Annie sighs to the heavens.
Well, time to grovel, I guess. Dejectedly, I stand and brush off my work slacks—someone really needs to clean the floors—and make my way toward the back of the store. The manager’s office is situated in the far left corner, shoved between the frozen produce and the meat counter, so it always smells like frozen chickens and artichokes. I knock on the metal door before I poke my head into his office. Mr. Jason is sitting behind a crappy desk, vigorously pumping a smiley-face stress ball. He motions me inside, and I close the door gently behind me.
“Just let me explain,” I begin, but he holds up a hand and I quickly fall silent.
He doesn’t say anything for a long moment. Mr. Jason is one of those guys who hangs his screenwriting degree behind his desk to remind himself of all of the mistakes he’s made in his lifetime, now a lowly grocery store manager in the middle of nowhere rather than some award-winning screenwriter in LA. Maybe once he had a head full of black hair, but he opted to buzz it short when he started going bald. I only wish he’d shaved off his porn-stache too, but we can’t always get what we want.
“What did I tell you,” he says quietly, “about your phone?”
“You see, out in the parking lot—”
“This is your third write-up, Rosie,” he interrupts.
I stare at him, uncomprehending. “Third? That can’t be right.”
He flips open a folder on his desk—a folder I hadn’t noticed before—and begins reading from a detailed write-up form. “First write-up happened last summer, when you told Travis Richardson—and I quote—‘sit and rotate’ while presenting him the middle finger.”
“I turned him down, so he told me I’d die alone with seven cats!”
He went on, “And the second write-up was this past spring, when you filmed a TikTok in the middle of the frozen meats section to the song—”
“ ‘If I Can’t Love Her’ from the ending credits of Starfield, yeah I remember that one,” I mutter to myself. “But it went viral! I mean, sure I did a few bad things, but I’m a good employee! I was an employee of the month!” I add, flinging my hand back to the wall of photos behind me.
Mr.

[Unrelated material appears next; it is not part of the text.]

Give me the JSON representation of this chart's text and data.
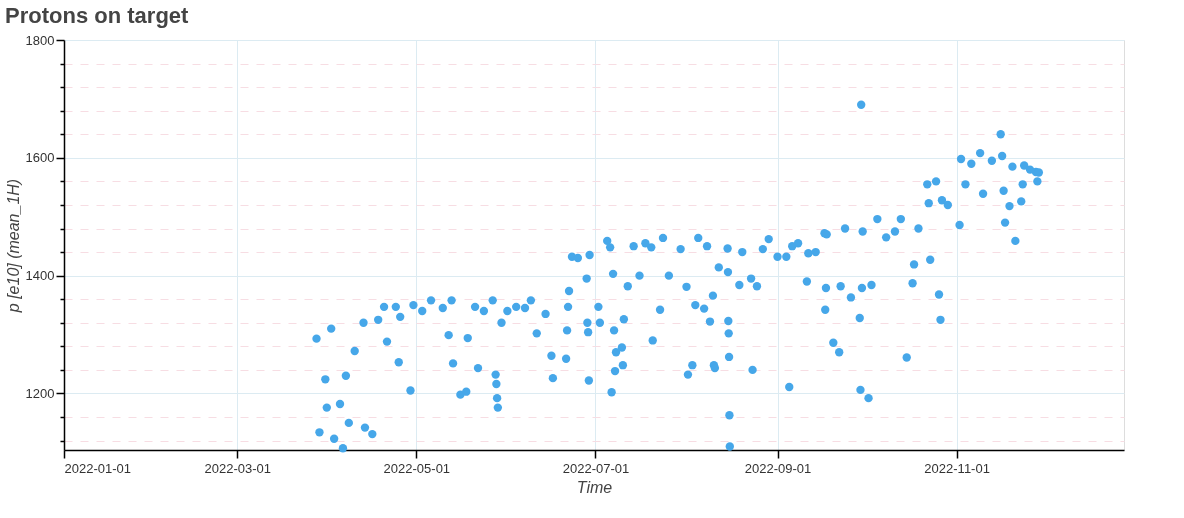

Jason closes the file and gives me a weary look. “Listen, Rosie. I understand that life without your mother must be difficult.”
The words are like a sword through my middle. My hands involuntarily fist.
“It must be tough,” he goes on, as if he understands what I went through, as if he knows what it’s like to have part of your heart ripped out, “and I’ve read in plenty of coping books that acting out is a part of healing, but—”
“I’m not acting out!” I interrupt, shoving myself to my feet, but he just stares at me with this sorry sort of look in his eyes. It’s the same look I’ve seen in the eyes of teachers, and neighbors, and classmates, and strangers alike.
And something in me breaks. It snaps. Right in two.
I claw at my name badge, unhook it, and slam it onto the desk. “I quit.”
“Rosie!” He gives a start, rising to his feet. “We can talk about this—”
I force myself to my feet and leave the office, anger pulsing through me like white-hot fire. I grab my bookbag from the lockers and I don’t look back.
Annie looks up from her phone, which she has, unlike me, artfully hidden under the counter, as I pass her toward the front doors. “…Rosie?”
I don’t stop for her. My eyes are burning with tears, because he had the nerve to look at me like that. My mom died. Yeah, that happened. Yeah, it sucked. Yeah, there’s a hole in my chest where she should be but it’s empty because she no longer exists.